Eggs benedict is a breakfast standby, but it can be high in fat and calories, thanks to the eggs and creamy Hollandaise sauce. Swap out the classic Canadian bacon for a crab in these Caribbean Crab Cakes Benedict and you have an all-American breakfast that’s lower in calories and saturated fat. 

Feeling a little bolder? Give Orange Maple Balsamic Salmon a try. It’s perfectly suited for breakfast with the orange juice and maple syrup glaze. Serve it with hearty roasted vegetables or sweet potatoes, and stay full and fueled until lunchtime.

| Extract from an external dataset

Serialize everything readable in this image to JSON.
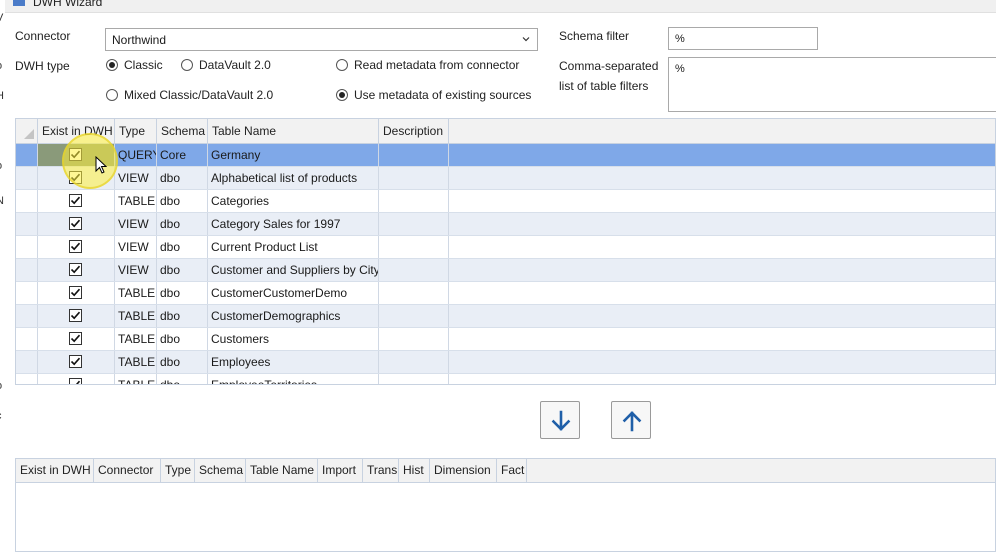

RELATED: More Reasons to Eat Seafood From Chef Barton Seaver

Shrimp and grits is a southern staple whether served for breakfast or dinner. We swapped out the grits for buttery creamed corn in our Creole Shrimp and Creamed Corn recipe. The shrimp mixture takes on bold flavors from the smoked paprika, thyme, and garlic—making for a robust mixture that’s complemented by the sweetness of the creamed corn. Aim for large shrimp here so the dish feels a little more special.

And if that’s not enough to reel you in, turn “breakfast for dinner” on its head by serving Blackened Tilapia Tacos with Basil-Lime Mayo, Chopped-Clam Pizza, or Sardine BLTs with Herbs and Lemon for breakfast. We promise you won’t regret it.